Experts from Germany's Institute of Energy Economics at the University of Cologne (EWI) were asked to give their advice to the government on a range of scenarios about extending the operational lifetimes of plants by 4, 12, 20 and 28 years.
The study recommended that nuclear power plants should be kept open for between 12 and 20 years more than currently planned, the German news magazine Focus reported Saturday.
A number of studies, many of which have come to different conclusions, have been recently issued by think-tanks and environmental organizations.
After a tour of power plants around the country, Merkel said on Friday that renewable energies should supply half of all energy needs by 2050 and that nuclear and coal power would continue until supplies could be met entirely by clean energy.
The assessment was based factors such as electricity price, energy security and carbon emissions.
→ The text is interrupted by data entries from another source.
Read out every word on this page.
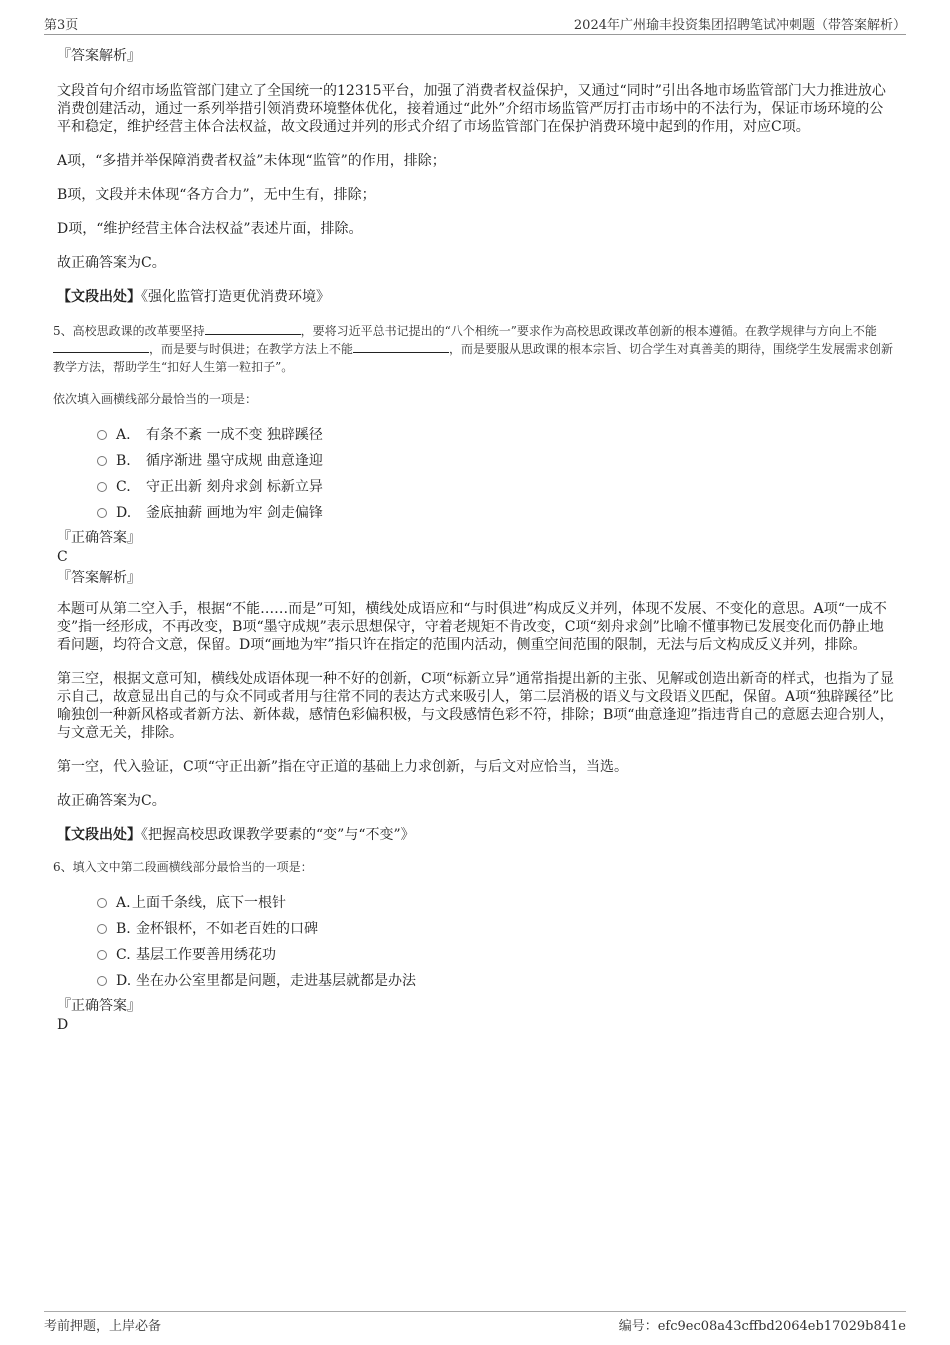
第3页	2024年广州瑜丰投资集团招聘笔试冲刺题（带答案解析）

『答案解析』

文段首句介绍市场监管部门建立了全国统一的12315平台，加强了消费者权益保护，又通过“同时”引出各地市场监管部门大力推进放心消费创建活动，通过一系列举措引领消费环境整体优化，接着通过“此外”介绍市场监管严厉打击市场中的不法行为，保证市场环境的公平和稳定，维护经营主体合法权益，故文段通过并列的形式介绍了市场监管部门在保护消费环境中起到的作用，对应C项。

A项，“多措并举保障消费者权益”未体现“监管”的作用，排除；

B项，文段并未体现“各方合力”，无中生有，排除；

D项，“维护经营主体合法权益”表述片面，排除。

故正确答案为C。

【文段出处】《强化监管打造更优消费环境》

5、高校思政课的改革要坚持	，要将习近平总书记提出的“八个相统一”要求作为高校思政课改革创新的根本遵循。在教学规律与方向上不能，而是要与时俱进；在教学方法上不能	，而是要服从思政课的根本宗旨、切合学生对真善美的期待，围绕学生发展需求创新教学方法，帮助学生“扣好人生第一粒扣子”。

依次填入画横线部分最恰当的一项是：

A. 有条不紊 一成不变 独辟蹊径
B. 循序渐进 墨守成规 曲意逢迎
C. 守正出新 刻舟求剑 标新立异
D. 釜底抽薪 画地为牢 剑走偏锋

『正确答案』

C

『答案解析』

本题可从第二空入手，根据“不能……而是”可知，横线处成语应和“与时俱进”构成反义并列，体现不发展、不变化的意思。A项“一成不变”指一经形成，不再改变，B项“墨守成规”表示思想保守，守着老规矩不肯改变，C项“刻舟求剑”比喻不懂事物已发展变化而仍静止地看问题，均符合文意，保留。D项“画地为牢”指只许在指定的范围内活动，侧重空间范围的限制，无法与后文构成反义并列，排除。

第三空，根据文意可知，横线处成语体现一种不好的创新，C项“标新立异”通常指提出新的主张、见解或创造出新奇的样式，也指为了显示自己，故意显出自己的与众不同或者用与往常不同的表达方式来吸引人，第二层消极的语义与文段语义匹配，保留。A项“独辟蹊径”比喻独创一种新风格或者新方法、新体裁，感情色彩偏积极，与文段感情色彩不符，排除；B项“曲意逢迎”指违背自己的意愿去迎合别人，与文意无关，排除。

第一空，代入验证，C项“守正出新”指在守正道的基础上力求创新，与后文对应恰当，当选。

故正确答案为C。

【文段出处】《把握高校思政课教学要素的“变”与“不变”》

6、填入文中第二段画横线部分最恰当的一项是：

A.上面千条线，底下一根针
B. 金杯银杯，不如老百姓的口碑
C. 基层工作要善用绣花功
D. 坐在办公室里都是问题，走进基层就都是办法

『正确答案』

D

考前押题，上岸必备	编号：efc9ec08a43cffbd2064eb17029b841e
According to the daily Frankfurter Allgemeine Zeitung, experts believe that an extension would allow "the best outcomes for climate protection and the economy."
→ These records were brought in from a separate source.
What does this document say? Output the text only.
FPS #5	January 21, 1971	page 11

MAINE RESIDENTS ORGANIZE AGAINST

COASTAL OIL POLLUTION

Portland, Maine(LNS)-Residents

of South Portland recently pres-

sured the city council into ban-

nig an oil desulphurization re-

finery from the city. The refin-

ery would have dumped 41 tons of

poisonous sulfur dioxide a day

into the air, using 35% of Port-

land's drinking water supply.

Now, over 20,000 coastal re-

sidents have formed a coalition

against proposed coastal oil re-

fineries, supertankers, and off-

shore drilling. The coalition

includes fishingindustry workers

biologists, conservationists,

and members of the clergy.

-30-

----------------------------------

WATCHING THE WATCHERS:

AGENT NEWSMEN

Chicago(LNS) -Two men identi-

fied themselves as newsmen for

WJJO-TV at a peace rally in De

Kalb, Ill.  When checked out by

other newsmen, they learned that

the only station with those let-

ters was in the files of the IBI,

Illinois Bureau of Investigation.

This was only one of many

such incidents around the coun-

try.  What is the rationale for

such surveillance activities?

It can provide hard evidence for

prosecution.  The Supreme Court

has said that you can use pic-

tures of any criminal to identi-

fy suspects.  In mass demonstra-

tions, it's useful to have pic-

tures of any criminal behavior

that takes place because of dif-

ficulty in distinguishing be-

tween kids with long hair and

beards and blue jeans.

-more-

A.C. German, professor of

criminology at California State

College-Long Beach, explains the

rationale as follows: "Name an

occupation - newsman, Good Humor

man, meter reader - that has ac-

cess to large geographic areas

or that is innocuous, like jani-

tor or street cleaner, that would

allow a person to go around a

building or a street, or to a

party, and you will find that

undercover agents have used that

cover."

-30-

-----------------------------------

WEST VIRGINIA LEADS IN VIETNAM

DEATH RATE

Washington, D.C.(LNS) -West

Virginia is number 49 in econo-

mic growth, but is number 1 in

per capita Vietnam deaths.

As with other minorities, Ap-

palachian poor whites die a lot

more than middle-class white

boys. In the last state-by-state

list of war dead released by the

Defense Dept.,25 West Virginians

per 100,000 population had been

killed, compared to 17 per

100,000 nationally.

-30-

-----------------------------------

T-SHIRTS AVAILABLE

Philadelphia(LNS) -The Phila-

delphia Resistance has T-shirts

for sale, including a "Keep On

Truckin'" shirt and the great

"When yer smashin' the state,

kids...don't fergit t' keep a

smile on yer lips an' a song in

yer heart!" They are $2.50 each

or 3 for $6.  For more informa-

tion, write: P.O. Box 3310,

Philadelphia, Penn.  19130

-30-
The coalition government of German Chancellor Angela Merkel, which aims to overhaul its energy policy by the end of September, received the study on Friday. The phasing out of German power plants had been planned by the Merkel's predecessor, Gerhard Schroeder.
According to a law passed in 2002 by the then-ruling SPD-Greens coalition, all of Germany's nuclear power plants were due to go off line by 2022.
Merkel's government has said it intends to extend that deadline. Until recently, it had been thought that any legal change would need to be approved by the Bundesrat, Germany's upper house, which represents country's 16 states.
However, after the May election in North Rhine-Westphalia, the center-right coalition lost its majority in the upper chamber and plans to bypass the Bundesrat entirely were hinted at - infuriating opposition parties.
The government now faces resistance to its plans with nine out of 16 German states opposed to them, including Hamburg, Thuringia and Saarland which are led by Merkel's own Christian Democrats.
Ministers from both North Rhine-Westphalia and Rhineland-Palatinate have said that they will press for judicial review at Germany's Constitutional court, if the government goes ahead without Bundesrat approval.
A poll released by ZDF television on Friday showed that 56 percent of those surveyed were opposed to an extension while 38 percent support them.